Lord Eure se retournait ; mais le visage de Gwynplaine se dérobait sous sa forêt de cheveux.

— Tiens ! disait le vieillard, ne voyant que ses cheveux, il a déjà adopté la nouvelle mode. Il ne porte pas perruque.

Grantham abordait Colepepyr.

— En voilà un qui est attrapé !
— Qui ça ?
— David Dirry-Moir.
— Pourquoi ça ?
— Il n’est plus pair.
— Comment ça ?

Et Henry Auverquerque, comte de Grantham, racontait à John, baron Colepepyr, toute « l’anecdote », la bouteille épave portée à l’amirauté, le parchemin des comprachicos, le Jußu regis contresigné Jeffrys, la confrontation dans la cave pénale de Southwark, l’acceptation de tous ces faits par le lord-chancelier et par la reine, la prise du test dans le rond-point vitré, et enfin l’admission de lord Fermain Clancharlie au commencement de la séance, et tous deux faisaient effort pour distinguer entre lord Fitz Walter et lord Arundel la figure, dont on parlait tant, du nouveau lord, mais sans y mieux réussir que lord Eure et lord Annesley.

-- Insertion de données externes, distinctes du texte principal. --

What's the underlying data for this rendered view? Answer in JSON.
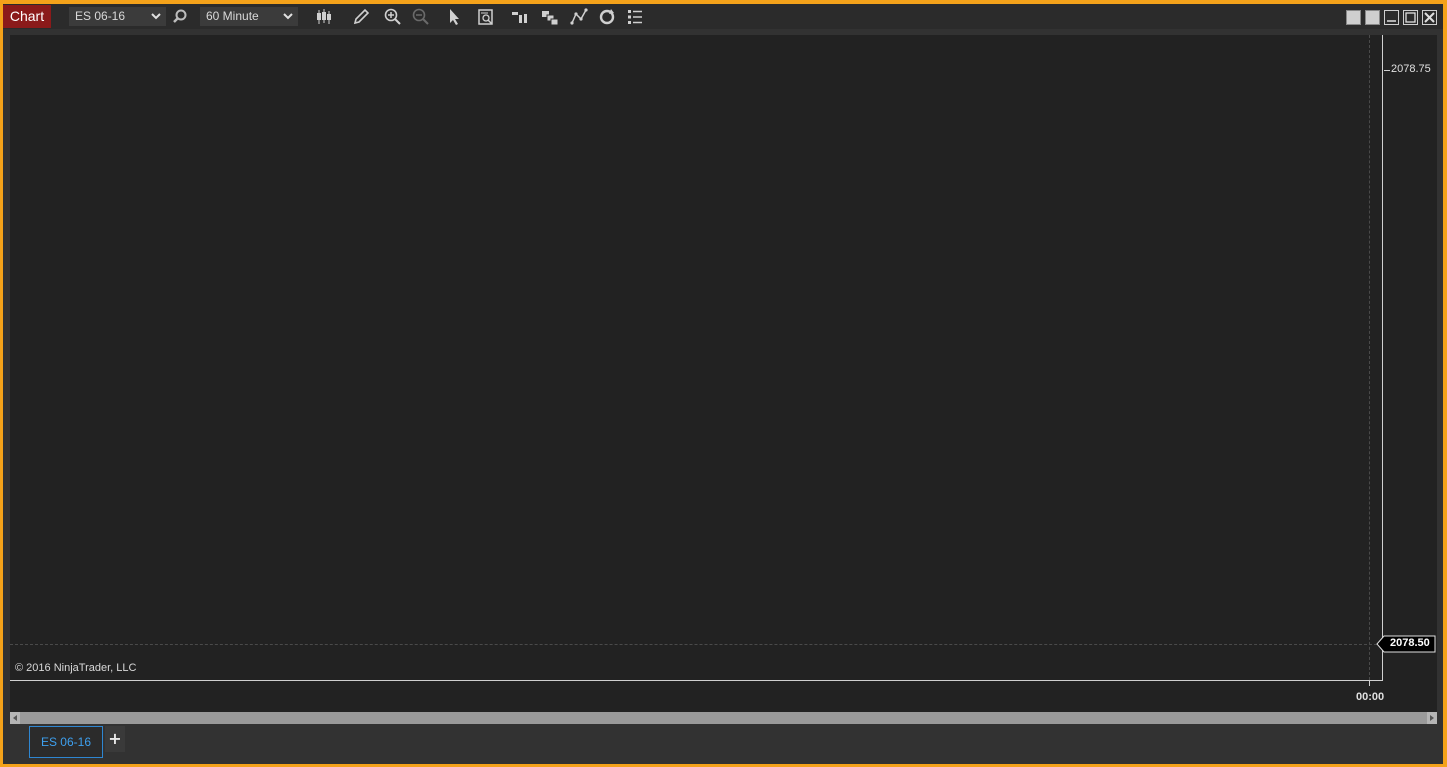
{
  "window": {
    "title": "Chart",
    "instrument": "ES 06-16",
    "interval": "60 Minute"
  },
  "toolbar": {
    "icons": [
      "bar-type-icon",
      "drawing-tool-icon",
      "zoom-in-icon",
      "zoom-out-icon",
      "pointer-icon",
      "data-box-icon",
      "chart-trader-icon",
      "templates-icon",
      "strategies-icon",
      "reload-icon",
      "properties-icon"
    ]
  },
  "chart": {
    "copyright": "© 2016 NinjaTrader, LLC",
    "y_labels": [
      "2078.75"
    ],
    "last_price": "2078.50",
    "x_label": "00:00"
  },
  "tabs": [
    {
      "label": "ES 06-16"
    }
  ],
  "add_tab_label": "+",
  "colors": {
    "outer_background": "#f4a21a",
    "title_accent": "#8b1a1a",
    "chart_background": "#222222",
    "tab_accent": "#3ea0ef"
  }
}
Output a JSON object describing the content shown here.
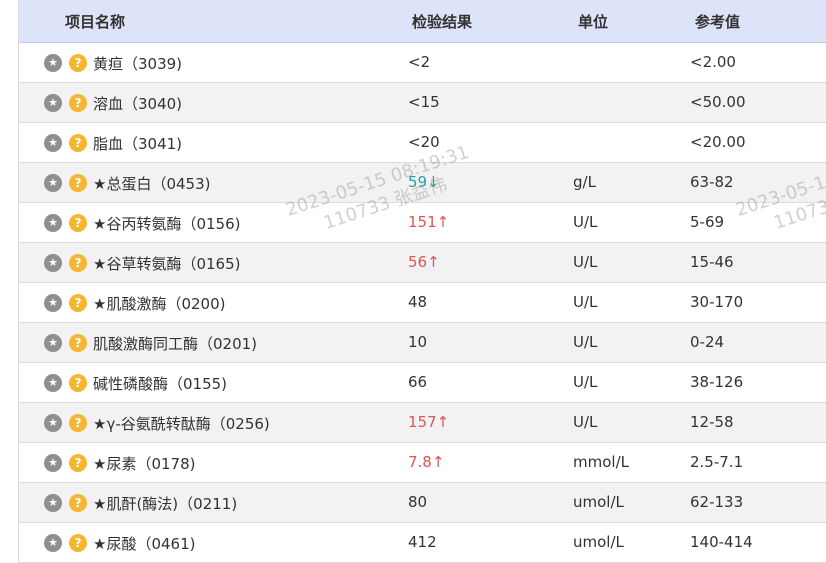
{
  "header": {
    "name": "项目名称",
    "result": "检验结果",
    "unit": "单位",
    "reference": "参考值"
  },
  "rows": [
    {
      "name": "黄疸（3039)",
      "result": "<2",
      "arrow": "",
      "flag": "normal",
      "unit": "",
      "reference": "<2.00"
    },
    {
      "name": "溶血（3040)",
      "result": "<15",
      "arrow": "",
      "flag": "normal",
      "unit": "",
      "reference": "<50.00"
    },
    {
      "name": "脂血（3041)",
      "result": "<20",
      "arrow": "",
      "flag": "normal",
      "unit": "",
      "reference": "<20.00"
    },
    {
      "name": "★总蛋白（0453)",
      "result": "59",
      "arrow": "↓",
      "flag": "low",
      "unit": "g/L",
      "reference": "63-82"
    },
    {
      "name": "★谷丙转氨酶（0156)",
      "result": "151",
      "arrow": "↑",
      "flag": "high",
      "unit": "U/L",
      "reference": "5-69"
    },
    {
      "name": "★谷草转氨酶（0165)",
      "result": "56",
      "arrow": "↑",
      "flag": "high",
      "unit": "U/L",
      "reference": "15-46"
    },
    {
      "name": "★肌酸激酶（0200)",
      "result": "48",
      "arrow": "",
      "flag": "normal",
      "unit": "U/L",
      "reference": "30-170"
    },
    {
      "name": "肌酸激酶同工酶（0201)",
      "result": "10",
      "arrow": "",
      "flag": "normal",
      "unit": "U/L",
      "reference": "0-24"
    },
    {
      "name": "碱性磷酸酶（0155)",
      "result": "66",
      "arrow": "",
      "flag": "normal",
      "unit": "U/L",
      "reference": "38-126"
    },
    {
      "name": "★γ-谷氨酰转酞酶（0256)",
      "result": "157",
      "arrow": "↑",
      "flag": "high",
      "unit": "U/L",
      "reference": "12-58"
    },
    {
      "name": "★尿素（0178)",
      "result": "7.8",
      "arrow": "↑",
      "flag": "high",
      "unit": "mmol/L",
      "reference": "2.5-7.1"
    },
    {
      "name": "★肌酐(酶法)（0211)",
      "result": "80",
      "arrow": "",
      "flag": "normal",
      "unit": "umol/L",
      "reference": "62-133"
    },
    {
      "name": "★尿酸（0461)",
      "result": "412",
      "arrow": "",
      "flag": "normal",
      "unit": "umol/L",
      "reference": "140-414"
    }
  ],
  "icons": {
    "star": "star-icon",
    "help": "question-icon"
  },
  "colors": {
    "header_bg": "#dde3f8",
    "high": "#e05555",
    "low": "#20a0a8",
    "help_icon": "#f5b731",
    "star_icon": "#8f8f8f"
  },
  "watermark": {
    "line1": "2023-05-15 08:19:31",
    "line2": "110733 张益伟",
    "line1_partial": "2023-05-1",
    "line2_partial": "110733"
  }
}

Gwynplaine, du reste, soit hasard, soit arrangement de ses parrains avertis par le lord-chancelier, était placé dans assez d’ombre pour échapper à la curiosité.

— Où çà ? où est-il ?

C’était le cri de tous en arrivant, mais aucun ne parvenait à le bien voir. Quelques-uns, qui avaient vu Gwynplaine à la Green-Box, étaient passionnément curieux, mais perdaient leur peine. Comme il arrive quelquefois qu’on embastille prudemment une jeune fille dans un groupe de douairières, Gwynplaine était comme enveloppé par plusieurs épaisseurs de vieux lords infirmes et indifférents. Des bonshommes qui ont la goutte sont peu sensibles aux histoires d’autrui.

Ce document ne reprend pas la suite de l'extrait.